Les manifestants qui s’étaient séparés en plusieurs groupes ont été empêchés de s’approcher de la Bourse par la police présente en nombre. Certaines rues étaient fermées par des barrières métalliques, la police montée en bloquait d’autres.

Les New Yorkais cherchant à se rendre à leur travail ne pouvaient passer qu’un présentant leur badge à la police. « Wall Street est fermée! », criaient les manifestants, dont certains scandaient également le désormais fameux « nous sommes les 99% ».

« C’est mauvais, tout ça… », se lamentait au milieu de l’agitation un homme tentant de se rendre à son bureau, Wall Street Journal à la main.

« Les 1% (les plus riches) essaient d’écraser ce mouvement, et je suis venu le soutenir », a expliqué Ray Lewis, un policier retraité de Philadelphie en uniforme. « De plus en plus de gens souffrent dans ce pays ».

Il sera rapidement interpellé avec un premier groupe d’une vingtaine de manifestants.

Shanon Murry a expliqué quant à elle avoir décidé de se joindre à la manifestation après avoir vu à la télévision l’expulsion du square Zuccotti.
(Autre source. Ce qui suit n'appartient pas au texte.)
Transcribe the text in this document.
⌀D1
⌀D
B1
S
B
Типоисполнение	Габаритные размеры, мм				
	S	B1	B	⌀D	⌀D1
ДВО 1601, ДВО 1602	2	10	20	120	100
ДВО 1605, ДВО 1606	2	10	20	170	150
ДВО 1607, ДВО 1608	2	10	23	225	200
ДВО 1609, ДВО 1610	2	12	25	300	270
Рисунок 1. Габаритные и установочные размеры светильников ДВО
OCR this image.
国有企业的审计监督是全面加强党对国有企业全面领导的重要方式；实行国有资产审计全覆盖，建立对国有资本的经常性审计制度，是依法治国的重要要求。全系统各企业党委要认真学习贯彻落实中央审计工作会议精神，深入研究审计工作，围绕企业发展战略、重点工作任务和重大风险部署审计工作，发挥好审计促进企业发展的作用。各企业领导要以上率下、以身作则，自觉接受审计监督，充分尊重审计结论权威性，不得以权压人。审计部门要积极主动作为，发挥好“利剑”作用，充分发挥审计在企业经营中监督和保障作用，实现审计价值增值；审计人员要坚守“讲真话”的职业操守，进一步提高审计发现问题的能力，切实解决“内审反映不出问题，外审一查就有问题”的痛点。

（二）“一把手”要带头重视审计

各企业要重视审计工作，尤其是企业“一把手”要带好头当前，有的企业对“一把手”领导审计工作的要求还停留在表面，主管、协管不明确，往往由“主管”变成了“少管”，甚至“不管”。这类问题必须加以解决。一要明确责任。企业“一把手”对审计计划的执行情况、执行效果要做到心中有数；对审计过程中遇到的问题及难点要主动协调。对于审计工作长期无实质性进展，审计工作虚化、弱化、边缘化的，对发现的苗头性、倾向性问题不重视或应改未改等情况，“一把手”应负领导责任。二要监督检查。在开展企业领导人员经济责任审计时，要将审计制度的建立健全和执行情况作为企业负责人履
Elle a fait deux heures de route pour se joindre aux anti-Wall Street: « Vous ne pouvez pas expulser des gens comme ça dans une démocratie », a-t-elle dit.

« Nous voulons faire entendre notre voix et faire connaître notre frustration », a déclaré un porte-parole du mouvement, Mark Bray.

Dans l’après-midi, un millier d’entre eux ont manifesté sur Union square, rejoints par des membres de syndicats étudiants, pour dénoncer le coût croissant des études. D’autres sont allés diffuser leur message dans le métro.

A la tombée de la nuit, plusieurs milliers de personnes, selon des journalistes de l’AFP, étaient massées sur Foley Square, siège de plusieurs tribunaux dans le sud de Manhattan, pour la dernière manifestation de cette journée.

Certains militants se félicitaient, se souhaitant un « bon anniversaire », deux mois après le lancement du mouvement, le 17 septembre à New York.

Ce mouvement sans leader ni revendications précises, qui explique vouloir être une voix indépendante pour susciter un changement, a depuis essaimé dans au moins une vingtaine de villes américaines, et s’est installé sur quelques campus.